Immortalite Nouvelle sur l'immortalité

Ma besogne est si ancienne que ma mémoire en a gommé les prémices.

Depuis toujours, mes souvenirs sont portés par le fleuve.

Ma gondole est la même : étroite, humide et sombre. Elle ne porte qu'un voyageur à la fois. En plus de ma charge bien sûr. Je suis certain de n'avoir jamais dérogé à la règle même en des temps dont il ne reste que des effluves éparses dans mon esprit. Ils étaient pourtant parfois des centaines en file indienne, organisés, désorganisés à attendre le passage tranquille de ma barque. L'attente pouvait alors prendre pour certains des années, mais je n'accélérais jamais l'allure. Mon bateau ne tremblait pas et mon passager n'avait pas à craindre la morsure des vagues glacées. Il gardait presque toujours le silence et laissait rarement plonger sa main dans les eaux troubles du Styx. Plus la berge s'éloignait et plus les battements de son cœur ralentissaient.

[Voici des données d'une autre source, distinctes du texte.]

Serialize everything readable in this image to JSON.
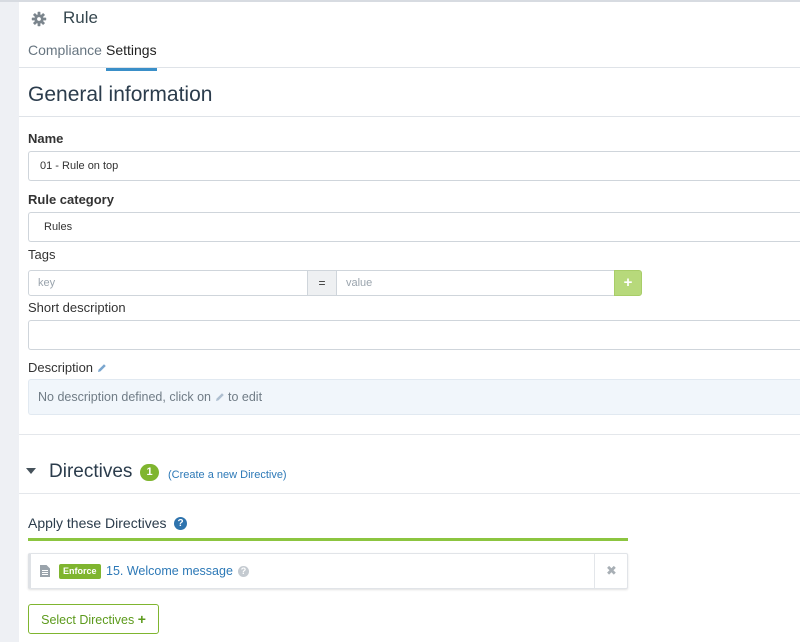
{
  "header": {
    "title": "Rule",
    "tabs": [
      {
        "label": "Compliance",
        "active": false
      },
      {
        "label": "Settings",
        "active": true
      }
    ]
  },
  "general": {
    "section_title": "General information",
    "name_label": "Name",
    "name_value": "01 - Rule on top",
    "category_label": "Rule category",
    "category_value": "Rules",
    "tags_label": "Tags",
    "tag_key_placeholder": "key",
    "tag_equals": "=",
    "tag_value_placeholder": "value",
    "tag_add_label": "+",
    "short_desc_label": "Short description",
    "short_desc_value": "",
    "description_label": "Description",
    "description_text_before": "No description defined, click on",
    "description_text_after": "to edit"
  },
  "directives": {
    "section_title": "Directives",
    "count": "1",
    "create_link": "(Create a new Directive)",
    "apply_label": "Apply these Directives",
    "help_glyph": "?",
    "items": [
      {
        "badge": "Enforce",
        "name": "15. Welcome message",
        "help_glyph": "?",
        "remove_glyph": "✖"
      }
    ],
    "select_button_label": "Select Directives",
    "select_button_plus": "+"
  },
  "colors": {
    "accent_green": "#7fb52f",
    "link_blue": "#2d79b7",
    "tab_active_underline": "#3a8fc8"
  },
  "icons": [
    "gear-icon",
    "pencil-icon",
    "caret-down-icon",
    "help-icon",
    "document-icon",
    "close-icon",
    "plus-icon"
  ]
}
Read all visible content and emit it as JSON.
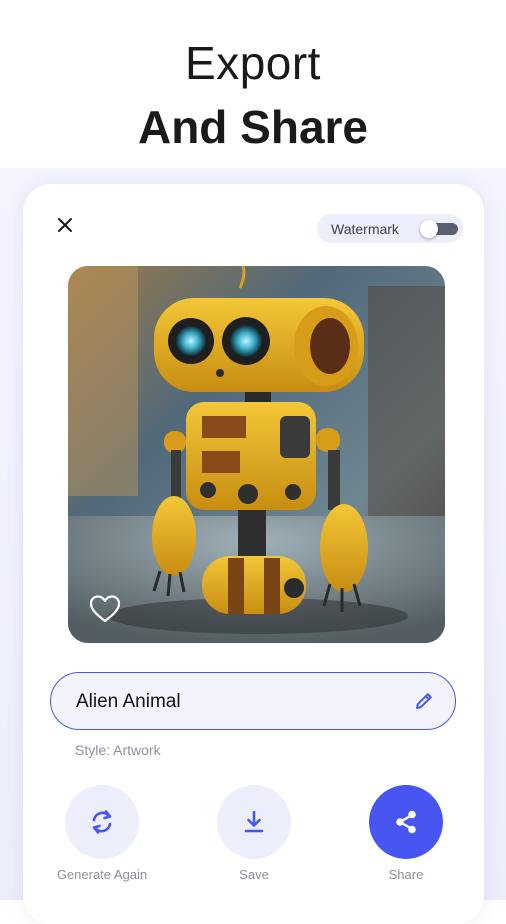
{
  "promo": {
    "line1": "Export",
    "line2": "And Share"
  },
  "toolbar": {
    "close_icon": "close-icon",
    "watermark_label": "Watermark",
    "watermark_enabled": false
  },
  "artwork": {
    "favorite_icon": "heart-outline-icon",
    "favorited": false
  },
  "prompt": {
    "title": "Alien Animal",
    "edit_icon": "pencil-icon",
    "style_text": "Style: Artwork"
  },
  "actions": [
    {
      "label": "Generate Again",
      "icon": "refresh-icon"
    },
    {
      "label": "Save",
      "icon": "download-icon"
    },
    {
      "label": "Share",
      "icon": "share-icon"
    }
  ],
  "colors": {
    "accent": "#4756f0",
    "pill_background": "#eceefb",
    "robot_yellow": "#e6b11f"
  }
}
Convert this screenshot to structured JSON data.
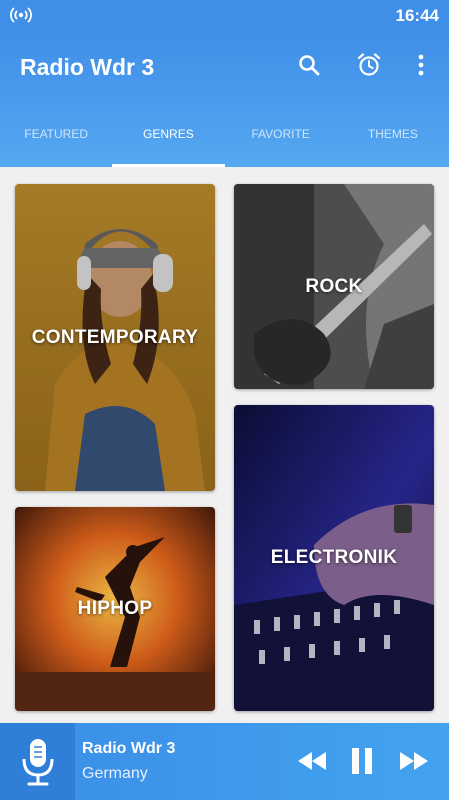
{
  "status_bar": {
    "time": "16:44",
    "left_icon": "radio-signal-icon"
  },
  "app_bar": {
    "title": "Radio Wdr 3",
    "actions": [
      "search-icon",
      "alarm-clock-icon",
      "more-vertical-icon"
    ]
  },
  "tabs": [
    {
      "label": "FEATURED",
      "active": false
    },
    {
      "label": "GENRES",
      "active": true
    },
    {
      "label": "FAVORITE",
      "active": false
    },
    {
      "label": "THEMES",
      "active": false
    }
  ],
  "genres": [
    {
      "label": "CONTEMPORARY"
    },
    {
      "label": "ROCK"
    },
    {
      "label": "HIPHOP"
    },
    {
      "label": "ELECTRONIK"
    }
  ],
  "player": {
    "station": "Radio Wdr 3",
    "country": "Germany",
    "controls": [
      "rewind-icon",
      "pause-icon",
      "fast-forward-icon"
    ]
  },
  "colors": {
    "primary": "#3f8ee8",
    "accent_light": "#55a8f2",
    "player_dark": "#2f7fd9"
  }
}
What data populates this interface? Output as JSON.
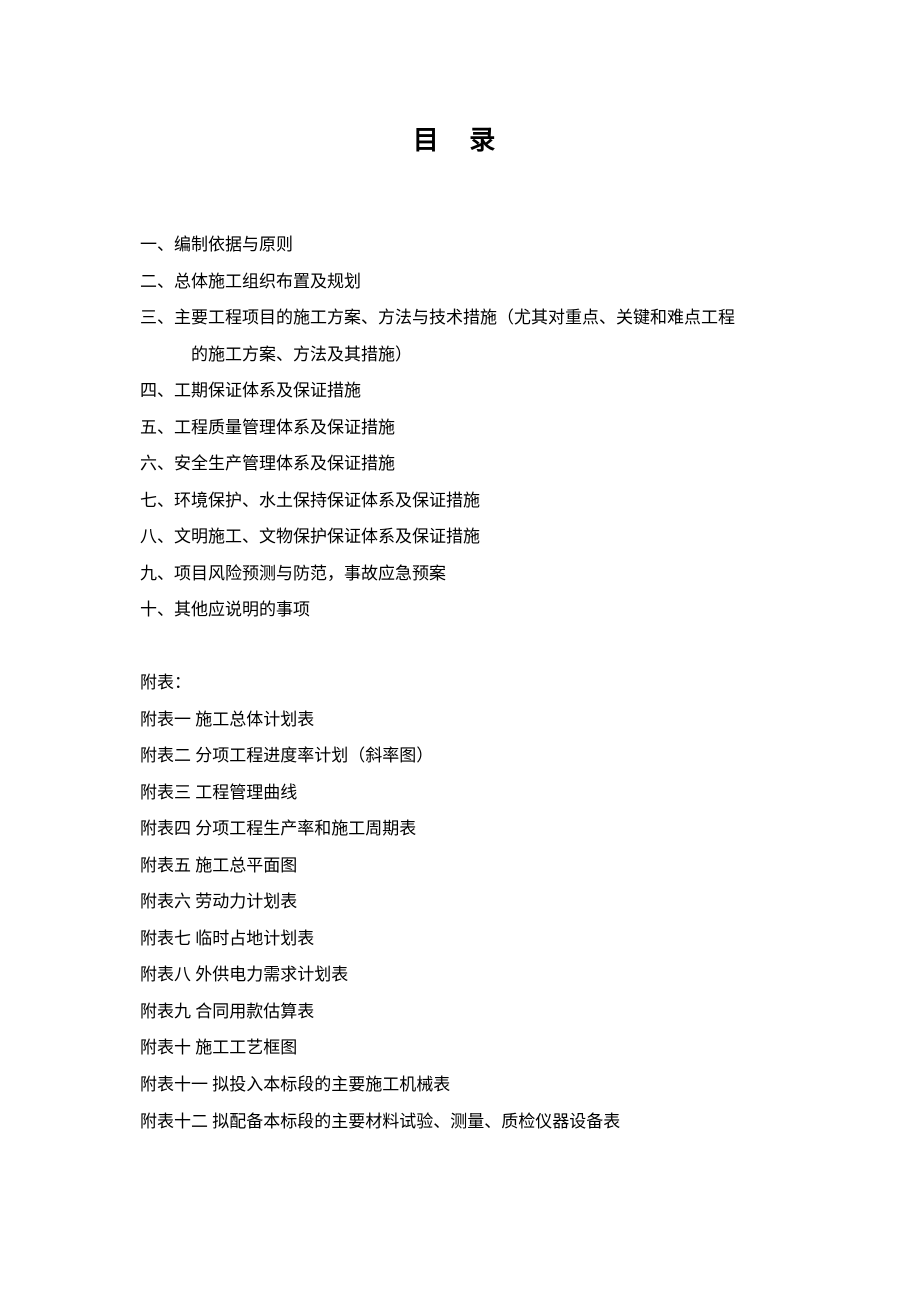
{
  "title": "目  录",
  "toc": {
    "item1": "一、编制依据与原则",
    "item2": "二、总体施工组织布置及规划",
    "item3a": "三、主要工程项目的施工方案、方法与技术措施（尤其对重点、关键和难点工程",
    "item3b": "的施工方案、方法及其措施）",
    "item4": "四、工期保证体系及保证措施",
    "item5": "五、工程质量管理体系及保证措施",
    "item6": "六、安全生产管理体系及保证措施",
    "item7": "七、环境保护、水土保持保证体系及保证措施",
    "item8": "八、文明施工、文物保护保证体系及保证措施",
    "item9": "九、项目风险预测与防范，事故应急预案",
    "item10": "十、其他应说明的事项"
  },
  "appendix": {
    "header": "附表：",
    "item1": "附表一  施工总体计划表",
    "item2": "附表二  分项工程进度率计划（斜率图）",
    "item3": "附表三 工程管理曲线",
    "item4": "附表四  分项工程生产率和施工周期表",
    "item5": "附表五  施工总平面图",
    "item6": "附表六  劳动力计划表",
    "item7": "附表七  临时占地计划表",
    "item8": "附表八  外供电力需求计划表",
    "item9": "附表九  合同用款估算表",
    "item10": "附表十  施工工艺框图",
    "item11": "附表十一  拟投入本标段的主要施工机械表",
    "item12": "附表十二    拟配备本标段的主要材料试验、测量、质检仪器设备表"
  }
}
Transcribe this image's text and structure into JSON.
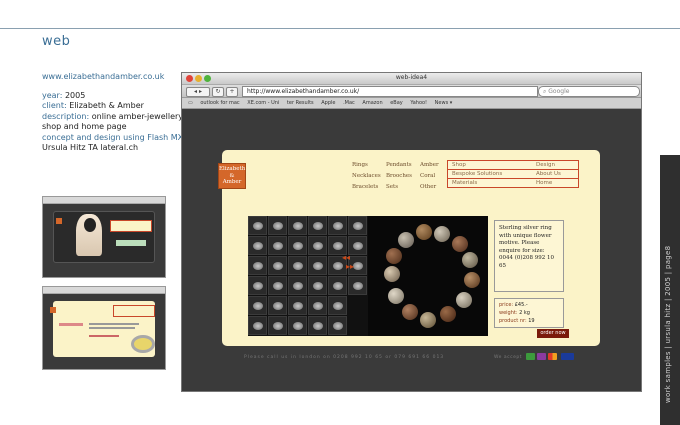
{
  "section_title": "web",
  "project": {
    "url_text": "www.elizabethandamber.co.uk",
    "year_label": "year:",
    "year_value": "2005",
    "client_label": "client:",
    "client_value": "Elizabeth & Amber",
    "description_label": "description:",
    "description_value_1": "online amber-jewellery",
    "description_value_2": "shop and home page",
    "concept_label": "concept and design using Flash MX:",
    "concept_value": "Ursula Hitz TA lateral.ch"
  },
  "browser": {
    "window_title": "web-idea4",
    "address": "http://www.elizabethandamber.co.uk/",
    "search_placeholder": "Google",
    "bookmarks": [
      "outlook for mac",
      "XE.com - Uni",
      "ter Results",
      "Apple",
      ".Mac",
      "Amazon",
      "eBay",
      "Yahoo!",
      "News ▾"
    ]
  },
  "site": {
    "logo_line1": "Elizabeth",
    "logo_line2": "&",
    "logo_line3": "Amber",
    "categories": {
      "rings": "Rings",
      "pendants": "Pendants",
      "amber": "Amber",
      "necklaces": "Necklaces",
      "brooches": "Brooches",
      "coral": "Coral",
      "bracelets": "Bracelets",
      "sets": "Sets",
      "other": "Other"
    },
    "menu": {
      "shop": "Shop",
      "design": "Design",
      "bespoke": "Bespoke Solutions",
      "about": "About Us",
      "materials": "Materials",
      "home": "Home"
    },
    "product_description": "Sterling silver ring with unique flower motive. Please enquire for size: 0044 (0)208 992 10 65",
    "price_label": "price:",
    "price_value": "£45.-",
    "weight_label": "weight:",
    "weight_value": "2 kg",
    "product_label": "product nr:",
    "product_value": "19",
    "order_button": "order now",
    "footer_call": "Please call us in london on 0208 992 10 65 or 079 691 66 013",
    "footer_accept": "We accept"
  },
  "sidebar_label": "work samples | ursula hitz | 2005 | page8",
  "colors": {
    "accent_blue": "#3a6e95",
    "site_cream": "#fbf3c8",
    "brand_orange": "#d4672a",
    "order_red": "#7a1a0a"
  }
}
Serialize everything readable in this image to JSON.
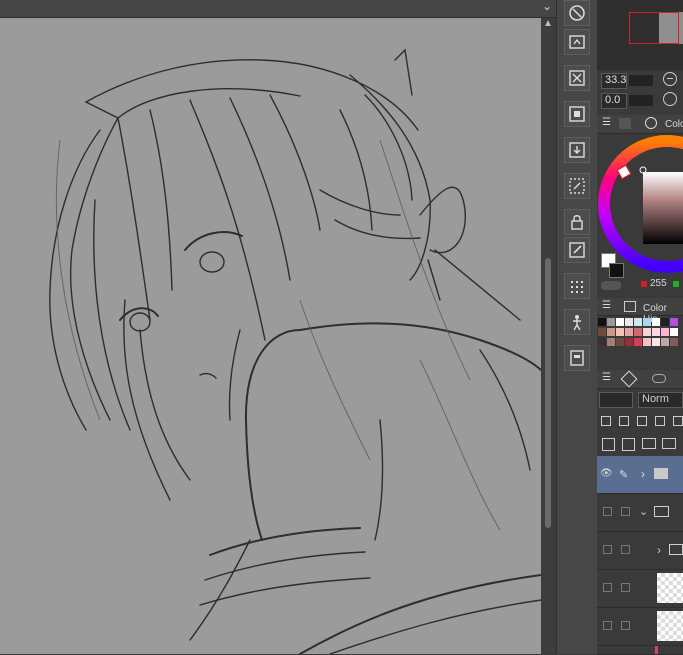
{
  "navigator": {
    "zoom": "33.3",
    "angle": "0.0"
  },
  "color_wheel": {
    "tab_label": "Color",
    "value_r": "255"
  },
  "color_history": {
    "tab_label": "Color His"
  },
  "layers": {
    "blend_mode": "Norm"
  },
  "colors": {
    "canvas_bg": "#9b9b9b",
    "line": "#2e2e2e",
    "panel": "#3a3a3a",
    "selected_layer": "#5a6e92"
  },
  "swatches": [
    "#111111",
    "#9a9a9a",
    "#ffffff",
    "#e8e8e8",
    "#cfe7f5",
    "#a7d7f2",
    "#ffffff",
    "#222222",
    "#b14fe0",
    "#6d4a3a",
    "#c79a86",
    "#f4c1b5",
    "#e8a2a2",
    "#d06a6a",
    "#f3d7d7",
    "#ffd7e2",
    "#ffb5cf",
    "#ffffff",
    "#3c2f2f",
    "#a08070",
    "#6a4b3d",
    "#9a2b3a",
    "#d93a54",
    "#f2c0c8",
    "#ffe1e8",
    "#c2a4a4",
    "#7d5e5e"
  ]
}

Ma réminiscence la plus lointaine remonte aux premiers hommes. Ceux encore velus et au langage plus proche d'un râle animal que d'une langue parlée. Lorsque je tendais ma main et réclamais mon dû, ils reniflaient longuement mes os nus comme pour me mordre. Ils payaient tous. En petites pierres colorées ou en bois sculpté.

Je n'ai jamais connu mauvais payeur. Plus tard, les bourgeoises retireraient leurs lourdes boucles d'oreille en argent et les princes offriraient les pièces en or masquant leurs paupières. Ceux qui n'avaient rien livreraient leurs vêtements, leurs dents... J'accepterais toujours, dans ma grande clémence, leurs souvenirs. Les plus beaux seulement pour accompagner mes traversées silencieuses.

Les premiers hommes disparurent de mes berges remplacés par des hommes et des femmes de plus en plus savants. De plus en plus humains. Des assoiffés d'humanité. Vikings, explorateurs du nouveau monde, papes, chrétiens et musulmans, empereurs de Chine, rois d'Europe et pharaons superbes. J'ai accueilli sur ma gondole les plus glorieux noms du monde…

...comme les plus miséreux de tous. J'ai connu des corps maigres et des visages émaciés creuser mon navire. Des peaux noires marquées par cette humanité galopante. Sanglés comme des bêtes. Leurs blessures les rendaient parfois méconnaissables. Leurs plaintes continuaient longtemps à résonner sur mes rives. Certains esclaves avaient été baladés d'un bateau à un autre toute leur vie. D'une cale à une autre. D'une prison à ma maison.

Je n'ai jamais fait aucune distinction. Entre le bourreau et sa victime. Les courses se ressemblaient toutes. Lorsqu'ils furent des milliers d'êtres nus et tremblants sur le rivage je n'ai pas rechigné à la tâche. J'ai tendu encore et encore mes mains pour réclamer le droit de passage. Les enfants, les vieillards et les femmes furent les premiers à quitter la plage. Des hommes les rejoignirent bientôt si maigres et pâles qu'ils se confondaient avec mon propre reflet. Je croisais leurs yeux vitreux qui avaient vu l'horreur : des diables en tenue élégante leur donner la mort. Je cherchais longtemps un souvenir heureux, préservé, caché dans leur mémoire avant de les autoriser à me rejoindre.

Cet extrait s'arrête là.